Reconstruction, réduction de la vulnérabilité et développement durable : la reconstruction de l’habitat en milieu urbain après l’ouragan Stan au Mexique
Le 4 octobre 2005, l’Amérique centrale est frappée par le cyclone Stan. La focalisation médiatique sur le tremblement de terre du Pakistan nous empêche de réaliser l’ampleur de cette catastrophe, qui fait pourtant plus de 2’200 morts entre le Guatemala, le Salvador et le Sud du Mexique, ainsi que plus de 150’000 déplacés suite aux inondations.
Cet article est la synthèse d’un mémoire de DESS en études urbaines, qui avait pour objectif d’étudier les modalités de la reconstruction de l’habitat dans la ville de Tapachula au Chiapas, et de questionner plus particulièrement le projet sous l’angle du développement durable : on a cherché à savoir si la reconstruction permettait non seulement de réduire les risques liés aux inondations, mais si les autres facteurs de vulnérabilité environnementaux, sociaux et économiques étaient également pris en compte pour stimuler une reconstruction et un développement plus durables.

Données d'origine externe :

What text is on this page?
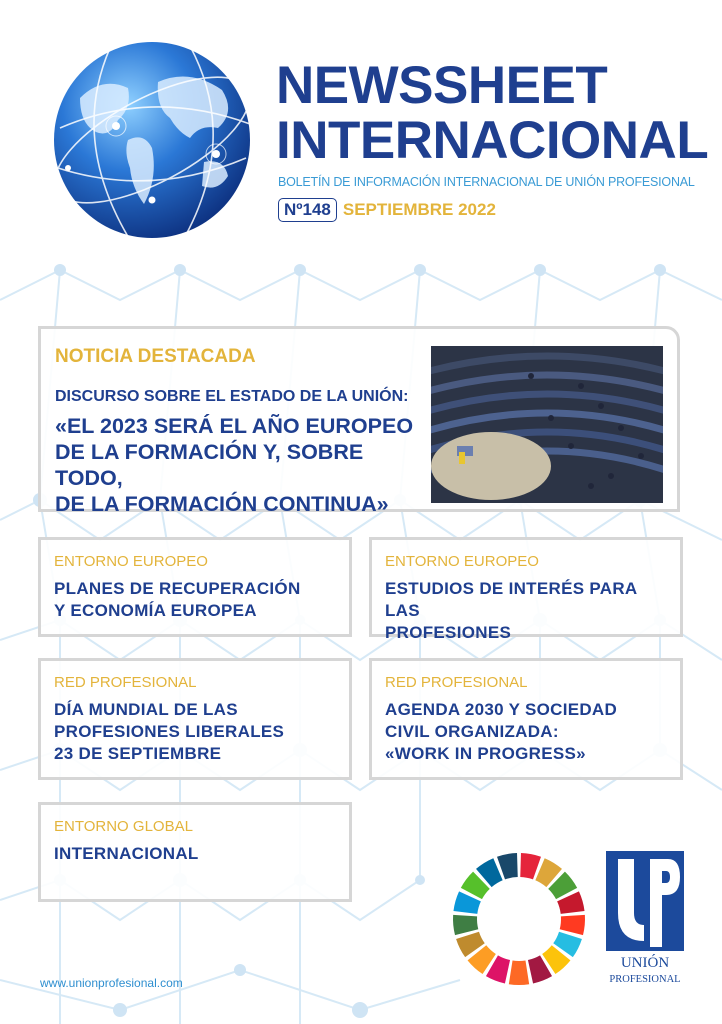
NEWSSHEET
INTERNACIONAL
BOLETÍN DE INFORMACIÓN INTERNACIONAL DE UNIÓN PROFESIONAL
Nº148 SEPTIEMBRE 2022
NOTICIA DESTACADA
DISCURSO SOBRE EL ESTADO DE LA UNIÓN:
«EL 2023 SERÁ EL AÑO EUROPEO
DE LA FORMACIÓN Y, SOBRE TODO,
DE LA FORMACIÓN CONTINUA»
ENTORNO EUROPEO
PLANES DE RECUPERACIÓN
Y ECONOMÍA EUROPEA
ENTORNO EUROPEO
ESTUDIOS DE INTERÉS PARA LAS
PROFESIONES
RED PROFESIONAL
DÍA MUNDIAL DE LAS
PROFESIONES LIBERALES
23 DE SEPTIEMBRE
RED PROFESIONAL
AGENDA 2030 Y SOCIEDAD
CIVIL ORGANIZADA:
«WORK IN PROGRESS»
ENTORNO GLOBAL
INTERNACIONAL
UNIÓN
PROFESIONAL
www.unionprofesional.com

En effet, plus que de risques naturels, il convient de parler de facteurs de vulnérabilité aux risques naturels : si les aléas climatiques sont susceptibles de toucher n’importe quelle partie de l’espace terrestre, ce sont les caractéristiques socio-économiques propres à chaque territoire habité qui potentialisent, ou au contraire limitent les effets de ces événements. Parmi les principaux facteurs de vulnérabilité, on peut mentionner notamment:
– L’emplacement de l’habitat sur des zones à risque : on assiste souvent dans les villes du Sud à une urbanisation rapide et incontrôlée, les nouveaux immigrants pauvres des campagnes s’installant sur les seuls terrains disponibles et bon marché, qui sont souvent instables ou sujets aux inondations.

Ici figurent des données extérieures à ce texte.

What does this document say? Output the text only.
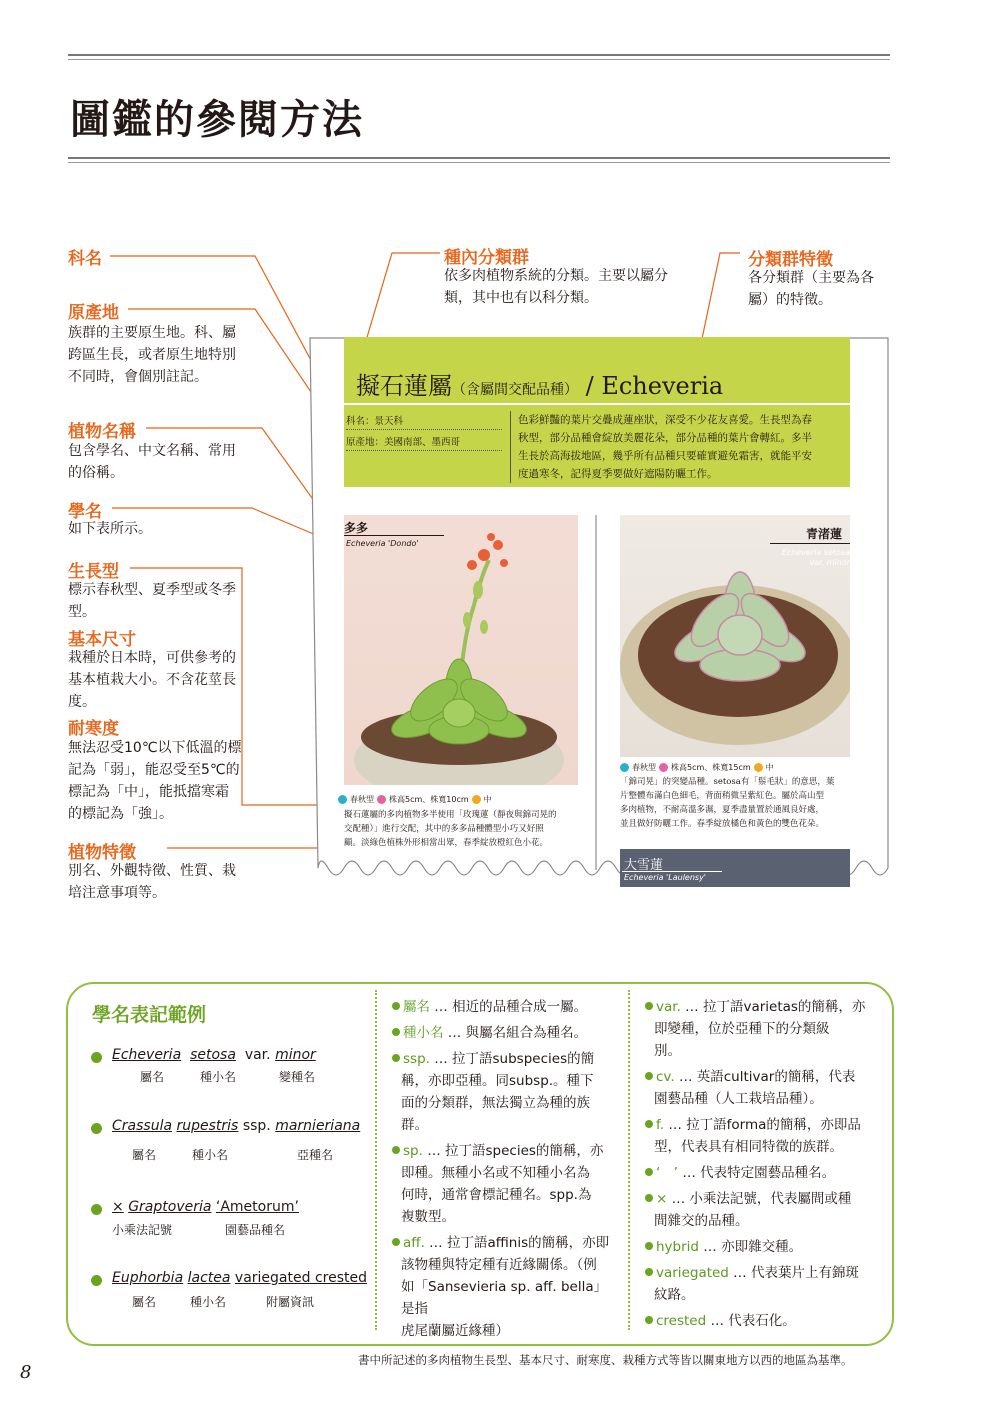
圖鑑的參閱方法
科名
原產地
族群的主要原生地。科、屬
跨區生長，或者原生地特別
不同時，會個別註記。
植物名稱
包含學名、中文名稱、常用
的俗稱。
學名
如下表所示。
生長型
標示春秋型、夏季型或冬季
型。
基本尺寸
栽種於日本時，可供參考的
基本植栽大小。不含花莖長
度。
耐寒度
無法忍受10℃以下低溫的標
記為「弱」，能忍受至5℃的
標記為「中」，能抵擋寒霜
的標記為「強」。
植物特徵
別名、外觀特徵、性質、栽
培注意事項等。
種內分類群
依多肉植物系統的分類。主要以屬分
類，其中也有以科分類。
分類群特徵
各分類群（主要為各
屬）的特徵。
擬石蓮屬（含屬間交配品種） / Echeveria
科名：景天科
原產地：美國南部、墨西哥
色彩鮮豔的葉片交疊成蓮座狀，深受不少花友喜愛。生長型為春
秋型，部分品種會綻放美麗花朵，部分品種的葉片會轉紅。多半
生長於高海拔地區，幾乎所有品種只要確實避免霜害，就能平安
度過寒冬，記得夏季要做好遮陽防曬工作。
多多
Echeveria 'Dondo'
春秋型 株高5cm、株寬10cm 中
擬石蓮屬的多肉植物多半使用「玫瑰蓮（靜夜與錦司晃的
交配種）」進行交配，其中的多多品種體型小巧又好照
顧。淡綠色植株外形相當出眾，春季綻放橙紅色小花。
青渚蓮
Echeveria setosa
var. minor
春秋型 株高5cm、株寬15cm 中
「錦司晃」的突變品種。setosa有「鬃毛狀」的意思，葉
片整體布滿白色細毛，背面稍微呈紫紅色。屬於高山型
多肉植物，不耐高溫多濕，夏季盡量置於通風良好處，
並且做好防曬工作。春季綻放橘色和黃色的雙色花朵。
大雪蓮
Echeveria 'Laulensy'
學名表記範例
Echeveria setosa var. minor
屬名	種小名	變種名
Crassula rupestris ssp. marnieriana
屬名	種小名	亞種名
× Graptoveria ‘Ametorum’
小乘法記號	園藝品種名
Euphorbia lactea variegated crested
屬名	種小名	附屬資訊
屬名 … 相近的品種合成一屬。
種小名 … 與屬名組合為種名。
ssp. … 拉丁語subspecies的簡
稱，亦即亞種。同subsp.。種下
面的分類群，無法獨立為種的族
群。
sp. … 拉丁語species的簡稱，亦
即種。無種小名或不知種小名為
何時，通常會標記種名。spp.為
複數型。
aff. … 拉丁語affinis的簡稱，亦即
該物種與特定種有近緣關係。（例
如「Sansevieria sp. aff. bella」是指
虎尾蘭屬近緣種）
var. … 拉丁語varietas的簡稱，亦
即變種，位於亞種下的分類級
別。
cv. … 英語cultivar的簡稱，代表
園藝品種（人工栽培品種）。
f. … 拉丁語forma的簡稱，亦即品
型，代表具有相同特徵的族群。
‘　’ … 代表特定園藝品種名。
× … 小乘法記號，代表屬間或種
間雜交的品種。
hybrid … 亦即雜交種。
variegated … 代表葉片上有錦斑
紋路。
crested … 代表石化。
書中所記述的多肉植物生長型、基本尺寸、耐寒度、栽種方式等皆以關東地方以西的地區為基準。
8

– La gestion inefficace des cours d’eau: les endiguements sont souvent insuffisants ou peu résistants, il n’existe pas de gestion globale des écoulements sur l’ensemble du bassin versant, les pentes sont mises à nu par la déforestation.

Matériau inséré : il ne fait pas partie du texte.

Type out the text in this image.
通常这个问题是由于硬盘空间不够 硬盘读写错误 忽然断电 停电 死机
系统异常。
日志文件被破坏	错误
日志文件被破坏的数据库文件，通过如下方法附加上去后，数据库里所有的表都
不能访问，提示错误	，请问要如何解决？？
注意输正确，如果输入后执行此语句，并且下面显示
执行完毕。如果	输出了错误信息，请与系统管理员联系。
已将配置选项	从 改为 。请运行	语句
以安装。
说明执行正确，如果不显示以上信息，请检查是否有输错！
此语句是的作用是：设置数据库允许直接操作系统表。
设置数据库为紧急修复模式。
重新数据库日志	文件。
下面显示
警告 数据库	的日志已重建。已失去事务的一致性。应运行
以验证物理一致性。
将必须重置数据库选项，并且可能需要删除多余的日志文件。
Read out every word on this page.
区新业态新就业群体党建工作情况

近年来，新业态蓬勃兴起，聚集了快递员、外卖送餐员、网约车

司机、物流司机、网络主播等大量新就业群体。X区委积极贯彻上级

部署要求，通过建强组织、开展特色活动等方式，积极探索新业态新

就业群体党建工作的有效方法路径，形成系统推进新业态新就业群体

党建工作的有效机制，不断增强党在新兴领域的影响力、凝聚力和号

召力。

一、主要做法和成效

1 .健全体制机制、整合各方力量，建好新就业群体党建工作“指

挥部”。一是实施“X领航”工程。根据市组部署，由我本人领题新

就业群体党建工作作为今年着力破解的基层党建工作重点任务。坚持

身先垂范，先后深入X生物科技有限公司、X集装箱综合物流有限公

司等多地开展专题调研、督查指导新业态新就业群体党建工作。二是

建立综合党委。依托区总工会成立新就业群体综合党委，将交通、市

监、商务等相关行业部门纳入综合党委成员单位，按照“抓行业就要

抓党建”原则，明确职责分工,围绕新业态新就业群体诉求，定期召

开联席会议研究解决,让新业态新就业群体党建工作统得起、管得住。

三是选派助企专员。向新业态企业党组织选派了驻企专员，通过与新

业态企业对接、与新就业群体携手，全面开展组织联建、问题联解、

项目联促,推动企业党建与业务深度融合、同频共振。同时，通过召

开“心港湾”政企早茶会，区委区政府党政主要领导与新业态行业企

– Les facteurs de vulnérabilité socio-culturels et institutionnels : la pauvreté et le manque de connaissance des risques poussent les populations défavorisées à s’installer dans les zones de danger. La survie au jour le jour est souvent la première des priorités, et la vision d’une prévention à plus long terme dépasse les préoccupations quotidiennes. Par ailleurs les institutions publiques ne parviennent pas réduire les risques, dépassées par l’ampleur des tâches, manquant de moyens, corrompues, ou attelées à d’autres priorités de développement comme l’éducation ou la santé.
C’est souvent dans les pays en développement que les catastrophes climatiques causent le plus grand nombre de victimes, suite à une plus grande vulnérabilité. En plus des drames humains, les conséquences sont aussi sociales et économiques : destruction des maisons suite au débordement des rivières et aux glissements de terrains, destruction des infrastructures routières, des ponts, des chemins de fer, des réseaux de distribution d’eau ou d’énergie, sans parler des hôpitaux, écoles, commerces, industries et récoltes.
Aide d’urgence et assistance, ou développement durable ?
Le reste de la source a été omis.